Experimental PFSPZ Malaria Vaccine Provides Durable Protection Against Multiple Strains
Malaria is transmitted to humans through the bite of infected mosquitoes, which inject immature malaria parasites called sporozoites into a person’s bloodstream. The parasites travel to the liver, where they mature, multiply and spread via the bloodstream throughout the body causing malaria symptoms including chills, fever, headache, nausea, sweating and fatigue. According to the World Health Organization, 214 million people were infected with malaria globally in 2015 and 438,000 people died, mostly young African children. The species Plasmodium falciparum is the most common cause of malaria morbidity and mortality in Africa. In the United States, travel-related malaria is a concern for international tourists, aid workers and military personnel worldwide.
According to an article published in the Proceedings of the National Academy of Sciences (PNAS; 21 Feb 2017), an investigational malaria vaccine has protected a small number of healthy U.S. adults from infection with a malaria strain different from that contained in the vaccine. The National Institute of Allergy and Infectious Diseases (NIAID), part of the National Institutes of Health, sponsored and co-conducted the Phase 1 clinical trial.
The PfSPZ Vaccine used in this study was developed by Sanaria Inc., of Rockville, Maryland. The vaccine contains weakened P. falciparum sporozoites that do not cause infection but are able to generate a protective immune response against live malaria infection. Earlier research at the NIH Clinical Center with the PfSPZ Vaccine found it to be safe, well-tolerated and protective for more than a year when tested in healthy U.S. adults against a single Africa-derived malaria strain matched to the PfSPZ Vaccine. The study enrolled 31 healthy adults ages 18 to 45 years and each study subject was assigned to receive three doses of the PfSPZ Vaccine at eight-week intervals by rapid intravenous injection. Nineteen weeks after receiving the final dose of the test vaccine, participants who received the vaccine and a group of non-vaccinated volunteers were exposed in a controlled setting to bites from mosquitoes infected with the same strain of P. falciparum parasites (NF54, from Africa) that were used to manufacture PfSPZ Vaccine. Results showed that 9 of the 14 participants (64%) who received PfSPZ Vaccine demonstrated no evidence of malaria parasites, while all 6 of the non-vaccinated participants who were challenged at the same time had malaria parasites in their blood. Of the 9 participants who showed no evidence of malaria, six participants were again exposed in a controlled setting to mosquito bites, this time from mosquitoes infected with a different strain of P. falciparum parasite, 33 weeks after the final immunization. In this group, 5 of the 6 participants (83%) were protected against malaria infection, while again, none of the 6 participants who did not receive the vaccine and were challenged were protected. All participants who became infected with malaria immediately received medical treatment.
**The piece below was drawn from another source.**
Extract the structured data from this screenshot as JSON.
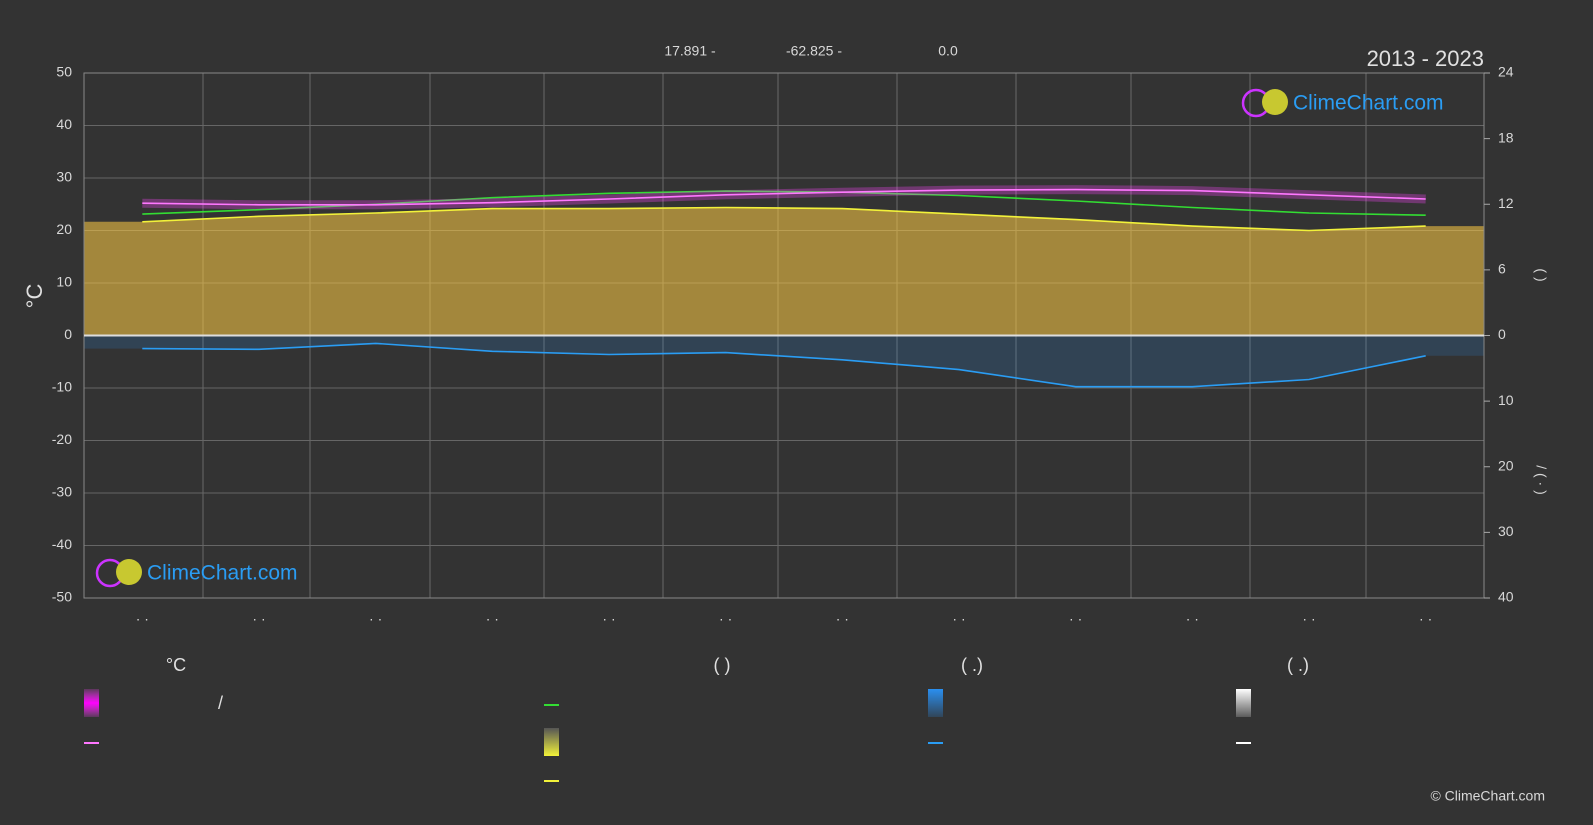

The authors also found that the PfSPZ Vaccine activated T cells, a key component of the body’s defenses against malaria, and induced antibody responses in all vaccine recipients. Vaccine-specific T-cell responses were comparable when measured against both of the malaria challenge strains, providing some insights into how the vaccine was mediating protection.
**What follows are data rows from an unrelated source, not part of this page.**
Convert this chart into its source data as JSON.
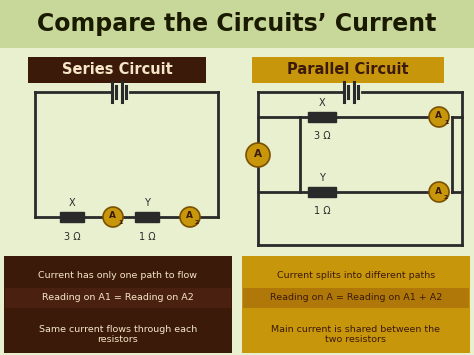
{
  "title": "Compare the Circuits’ Current",
  "title_bg": "#c8d89a",
  "title_color": "#1a1a00",
  "main_bg": "#e8f0d0",
  "series_label": "Series Circuit",
  "series_label_bg": "#3b1a0a",
  "series_label_color": "#f5e6c8",
  "parallel_label": "Parallel Circuit",
  "parallel_label_bg": "#c8960a",
  "parallel_label_color": "#3b1a0a",
  "ammeter_color": "#c8960a",
  "ammeter_text_color": "#3b1a0a",
  "resistor_color": "#2a2a2a",
  "wire_color": "#2a2a2a",
  "series_facts": [
    "Current has only one path to flow",
    "Reading on A1 = Reading on A2",
    "Same current flows through each\nresistors"
  ],
  "parallel_facts": [
    "Current splits into different paths",
    "Reading on A = Reading on A1 + A2",
    "Main current is shared between the\ntwo resistors"
  ],
  "fact_bg_dark": "#3b1a0a",
  "fact_bg_dark2": "#4a2010",
  "fact_bg_gold": "#c8960a",
  "fact_bg_gold2": "#b07808",
  "fact_text_light": "#f5e6c8",
  "fact_text_dark": "#3b1a0a"
}
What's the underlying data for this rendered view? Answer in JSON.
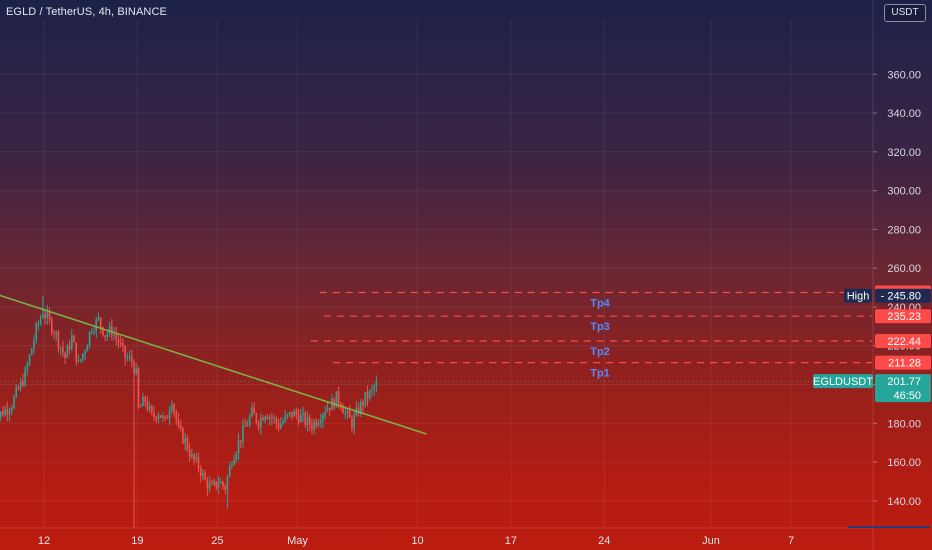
{
  "header": {
    "title": "EGLD / TetherUS, 4h, BINANCE"
  },
  "price_axis": {
    "currency": "USDT"
  },
  "chart_data": {
    "type": "candlestick",
    "symbol": "EGLD / TetherUS",
    "interval": "4h",
    "exchange": "BINANCE",
    "y_ticks": [
      140,
      160,
      180,
      200,
      220,
      240,
      260,
      280,
      300,
      320,
      340,
      360
    ],
    "y_tick_labels": [
      "140.00",
      "160.00",
      "180.00",
      "200.00",
      "220.00",
      "240.00",
      "260.00",
      "280.00",
      "300.00",
      "320.00",
      "340.00",
      "360.00"
    ],
    "ylim": [
      126,
      388
    ],
    "x_ticks": [
      {
        "date": "2021-04-12",
        "label": "12"
      },
      {
        "date": "2021-04-19",
        "label": "19"
      },
      {
        "date": "2021-04-25",
        "label": "25"
      },
      {
        "date": "2021-05-01",
        "label": "May"
      },
      {
        "date": "2021-05-10",
        "label": "10"
      },
      {
        "date": "2021-05-17",
        "label": "17"
      },
      {
        "date": "2021-05-24",
        "label": "24"
      },
      {
        "date": "2021-06-01",
        "label": "Jun"
      },
      {
        "date": "2021-06-07",
        "label": "7"
      }
    ],
    "price_path": [
      [
        "2021-04-08T00:00",
        181
      ],
      [
        "2021-04-09T12:00",
        190
      ],
      [
        "2021-04-10T12:00",
        205
      ],
      [
        "2021-04-11T08:00",
        228
      ],
      [
        "2021-04-11T20:00",
        238
      ],
      [
        "2021-04-12T16:00",
        228
      ],
      [
        "2021-04-13T12:00",
        214
      ],
      [
        "2021-04-14T00:00",
        224
      ],
      [
        "2021-04-14T12:00",
        210
      ],
      [
        "2021-04-15T00:00",
        219
      ],
      [
        "2021-04-15T12:00",
        230
      ],
      [
        "2021-04-16T00:00",
        233
      ],
      [
        "2021-04-16T12:00",
        226
      ],
      [
        "2021-04-17T00:00",
        228
      ],
      [
        "2021-04-17T12:00",
        222
      ],
      [
        "2021-04-18T00:00",
        214
      ],
      [
        "2021-04-18T12:00",
        212
      ],
      [
        "2021-04-18T20:00",
        205
      ],
      [
        "2021-04-19T00:00",
        187
      ],
      [
        "2021-04-19T12:00",
        192
      ],
      [
        "2021-04-20T00:00",
        183
      ],
      [
        "2021-04-20T12:00",
        186
      ],
      [
        "2021-04-21T00:00",
        180
      ],
      [
        "2021-04-21T12:00",
        193
      ],
      [
        "2021-04-22T00:00",
        176
      ],
      [
        "2021-04-22T12:00",
        171
      ],
      [
        "2021-04-23T00:00",
        162
      ],
      [
        "2021-04-23T12:00",
        158
      ],
      [
        "2021-04-24T00:00",
        150
      ],
      [
        "2021-04-24T12:00",
        146
      ],
      [
        "2021-04-25T00:00",
        150
      ],
      [
        "2021-04-25T12:00",
        147
      ],
      [
        "2021-04-26T00:00",
        162
      ],
      [
        "2021-04-26T12:00",
        170
      ],
      [
        "2021-04-27T00:00",
        178
      ],
      [
        "2021-04-27T12:00",
        185
      ],
      [
        "2021-04-28T00:00",
        181
      ],
      [
        "2021-04-28T12:00",
        186
      ],
      [
        "2021-04-29T00:00",
        183
      ],
      [
        "2021-04-29T12:00",
        179
      ],
      [
        "2021-04-30T00:00",
        182
      ],
      [
        "2021-04-30T12:00",
        185
      ],
      [
        "2021-05-01T00:00",
        184
      ],
      [
        "2021-05-01T12:00",
        181
      ],
      [
        "2021-05-02T00:00",
        179
      ],
      [
        "2021-05-02T12:00",
        183
      ],
      [
        "2021-05-03T00:00",
        188
      ],
      [
        "2021-05-03T12:00",
        190
      ],
      [
        "2021-05-03T20:00",
        193
      ],
      [
        "2021-05-04T04:00",
        191
      ],
      [
        "2021-05-04T12:00",
        185
      ],
      [
        "2021-05-05T00:00",
        180
      ],
      [
        "2021-05-05T12:00",
        187
      ],
      [
        "2021-05-06T00:00",
        193
      ],
      [
        "2021-05-06T12:00",
        196
      ],
      [
        "2021-05-06T20:00",
        201.77
      ]
    ],
    "notable_wicks": [
      {
        "time": "2021-04-11T20:00",
        "high": 245.8
      },
      {
        "time": "2021-04-18T16:00",
        "low": 123
      },
      {
        "time": "2021-04-25T16:00",
        "low": 136
      }
    ],
    "trendline": {
      "color": "#7cb342",
      "points": [
        [
          "2021-04-08T00:00",
          247.5
        ],
        [
          "2021-05-10T16:00",
          174.5
        ]
      ]
    },
    "levels": [
      {
        "price": 247.45,
        "label": "247.45",
        "tag": "Tp4",
        "start": "2021-05-02T16:00",
        "color": "#ff4a4a"
      },
      {
        "price": 235.23,
        "label": "235.23",
        "tag": "Tp3",
        "start": "2021-05-03T00:00",
        "color": "#ff4a4a"
      },
      {
        "price": 222.44,
        "label": "222.44",
        "tag": "Tp2",
        "start": "2021-05-02T00:00",
        "color": "#ff4a4a"
      },
      {
        "price": 211.28,
        "label": "211.28",
        "tag": "Tp1",
        "start": "2021-05-03T16:00",
        "color": "#ff4a4a"
      }
    ],
    "high_marker": {
      "label": "High",
      "price": 245.8,
      "price_label": "245.80",
      "color": "#1e2a52"
    },
    "last_price": {
      "symbol": "EGLDUSDT",
      "price": 201.77,
      "price_label": "201.77",
      "countdown": "46:50",
      "color": "#26a69a"
    },
    "colors": {
      "up": "#26a69a",
      "down": "#ef5350",
      "level": "#ff4a4a",
      "tag_text": "#4f8bff"
    }
  }
}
Ongoing research will determine whether protective efficacy can be improved by changes to the PfSPZ Vaccine dose and number of immunizations. Accordingly, a Phase 2 efficacy trial testing three different dosages in a three-dose vaccine regimen is now underway in 5-to 12-month-old infants in Western Kenya to assess safety and efficacy against natural infection.
Sanaria Inc., designed, manufactured, and provided PfSPZ Vaccine and the heterologous challenge mosquitoes. NIAID supported the development of the experimental vaccine through several Small Business Innovation Research grants.